Our sociability is evident to David Noble, history professor
at York University in Toronto and opponent of distance education.
“In person you get a sense of me you can’t get on-line,”
he says. “I’m convinced of that. We have five senses. Why
artificially narrow the bandwidth?”
This constriction disconnects students from their communities
and one another, believes E. Wayne Ross, distinguished university
scholar at the University of Louisville, Kentucky. “Can computer-mediated interaction substitute for the human interaction-experience that is at the heart of learning?” he asks.
Aristotle asked students questions as they walked along the paths of the Lyceum. Andreas Vedalias and his students at the University of Padua dissected cadavers together. Indeed medical schools don’t educate students at a distance. The task of training physicians is too important and the value of face-to-face interaction too great to be done by proxy. The medical community is just that: a community, and whatever else distance education can do, it can’t build community. Even its supporters concede this point.
The virtual classroom is part of “the ‘cocooning’ of America,” says Bob Chrisman, who has taught on-line business statistics for Marylhurst University and human resources for Linfield College, both in Oregon. He praises distance education “as the second greatest democratization revolution of higher education–second
only to the GI Bill.” But it is a strange democracy, for the demos (the people) who take classes on-line are asserting their separateness rather than their participation in community.
The fact that distance education does not create community
is not a liability, according to Renee Aitken, who teaches
advanced learning strategies, strategies for motivation, and
global cultures on-line for Franklin University in Ohio. Today’s
students forge social ties at work and with family and friends
rather than in class. Some students don’t want “distraction
from others,” says Bob Corson, who has taught distance-education
courses for fifteen years at Saint Joseph’s College in Maine.
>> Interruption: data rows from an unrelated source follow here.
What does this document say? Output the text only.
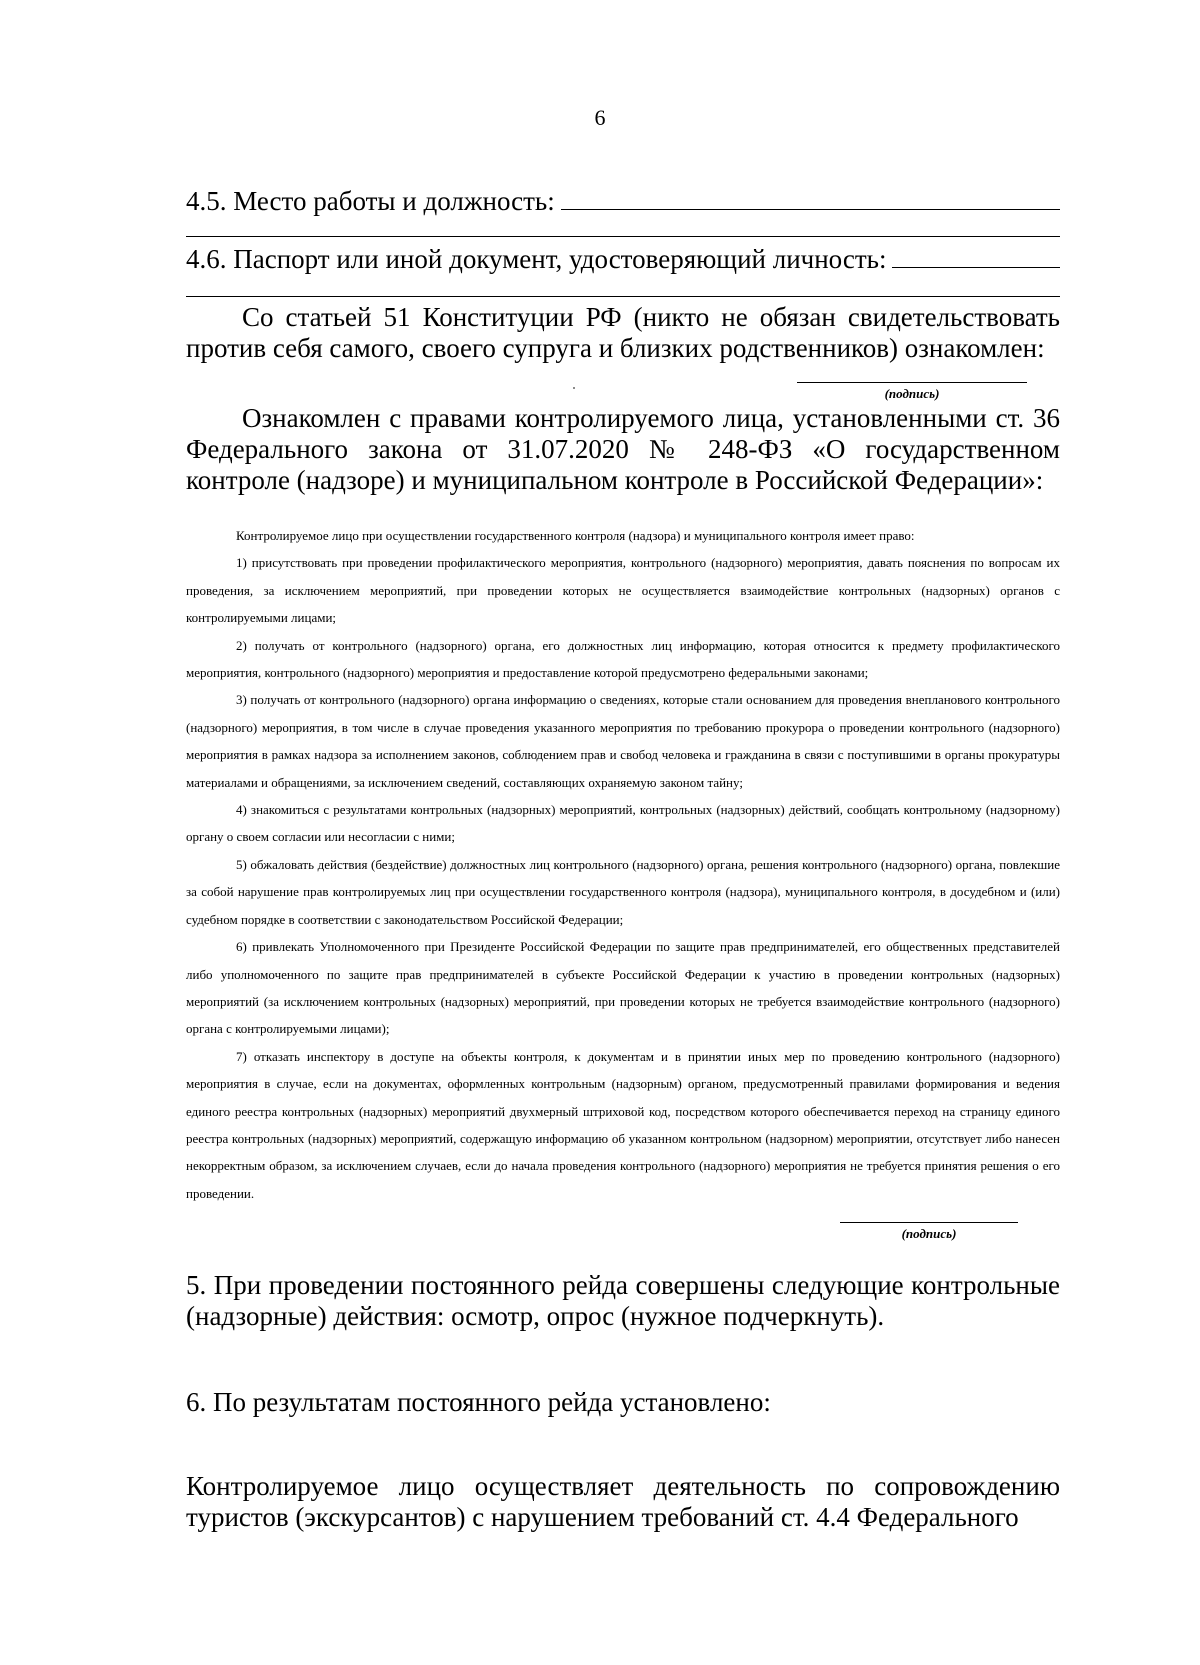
6
4.5. Место работы и должность:
4.6. Паспорт или иной документ, удостоверяющий личность:
Со статьей 51 Конституции РФ (никто не обязан свидетельствовать против себя самого, своего супруга и близких родственников) ознакомлен:
(подпись)
Ознакомлен с правами контролируемого лица, установленными ст. 36 Федерального закона от 31.07.2020 № 248-ФЗ «О государственном контроле (надзоре) и муниципальном контроле в Российской Федерации»:

Контролируемое лицо при осуществлении государственного контроля (надзора) и муниципального контроля имеет право:

1) присутствовать при проведении профилактического мероприятия, контрольного (надзорного) мероприятия, давать пояснения по вопросам их проведения, за исключением мероприятий, при проведении которых не осуществляется взаимодействие контрольных (надзорных) органов с контролируемыми лицами;

2) получать от контрольного (надзорного) органа, его должностных лиц информацию, которая относится к предмету профилактического мероприятия, контрольного (надзорного) мероприятия и предоставление которой предусмотрено федеральными законами;

3) получать от контрольного (надзорного) органа информацию о сведениях, которые стали основанием для проведения внепланового контрольного (надзорного) мероприятия, в том числе в случае проведения указанного мероприятия по требованию прокурора о проведении контрольного (надзорного) мероприятия в рамках надзора за исполнением законов, соблюдением прав и свобод человека и гражданина в связи с поступившими в органы прокуратуры материалами и обращениями, за исключением сведений, составляющих охраняемую законом тайну;

4) знакомиться с результатами контрольных (надзорных) мероприятий, контрольных (надзорных) действий, сообщать контрольному (надзорному) органу о своем согласии или несогласии с ними;

5) обжаловать действия (бездействие) должностных лиц контрольного (надзорного) органа, решения контрольного (надзорного) органа, повлекшие за собой нарушение прав контролируемых лиц при осуществлении государственного контроля (надзора), муниципального контроля, в досудебном и (или) судебном порядке в соответствии с законодательством Российской Федерации;

6) привлекать Уполномоченного при Президенте Российской Федерации по защите прав предпринимателей, его общественных представителей либо уполномоченного по защите прав предпринимателей в субъекте Российской Федерации к участию в проведении контрольных (надзорных) мероприятий (за исключением контрольных (надзорных) мероприятий, при проведении которых не требуется взаимодействие контрольного (надзорного) органа с контролируемыми лицами);

7) отказать инспектору в доступе на объекты контроля, к документам и в принятии иных мер по проведению контрольного (надзорного) мероприятия в случае, если на документах, оформленных контрольным (надзорным) органом, предусмотренный правилами формирования и ведения единого реестра контрольных (надзорных) мероприятий двухмерный штриховой код, посредством которого обеспечивается переход на страницу единого реестра контрольных (надзорных) мероприятий, содержащую информацию об указанном контрольном (надзорном) мероприятии, отсутствует либо нанесен некорректным образом, за исключением случаев, если до начала проведения контрольного (надзорного) мероприятия не требуется принятия решения о его проведении.

(подпись)
5. При проведении постоянного рейда совершены следующие контрольные (надзорные) действия: осмотр, опрос (нужное подчеркнуть).
6. По результатам постоянного рейда установлено:
Контролируемое лицо осуществляет деятельность по сопровождению туристов (экскурсантов) с нарушением требований ст. 4.4 Федерального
But who really does the teaching?
“I have to teach myself literally everything,” says Alicia
LePard, who lives in Wyoming and takes on-line courses at
Regents College in New York.
This is the Moses model of education. One must scale Mount
Horeb alone in search of the burning bush of enlightenment.
In a curious way, distance education reinforces the American
credo of rugged individualism, of the self-made man. But the
credo errs if it makes us appendages of computers.
“I think that sometimes students just get lost out there
in cyberspace, where there isn’t the attention on them,” says
Ken Alfers, history professor at Mountain View College in
Texas.
Without communal ties, students drop on-line courses at a higher rate than they do traditional courses. In fall, 2000, 42 percent of students dropped on-lines course at Tyler Junior College in Texas, whereas only 29 percent dropped traditional courses.
The drop-out rate is 11 to 15 percent higher for on-line courses than for traditional ones in the Dallas County Community
College District, estimates assistant chancellor Pamela Quinn.
These are the numbers of a moribund enterprise. In a sense, these students aren’t dropping a class; they are shutting down their computer, for the class exists only on-line, without the tangibles of a student’s furrowed brow and an instructor’s smile.
A classroom can create the momentum of a discussion that forces students to think on their feet, refining an answer and sifting evidence on the spot. This is the dynamic of interaction that stamps us as social beings, as creatures whose biology impels us toward one another. If sex is important enough to have face-to-face, isn’t education?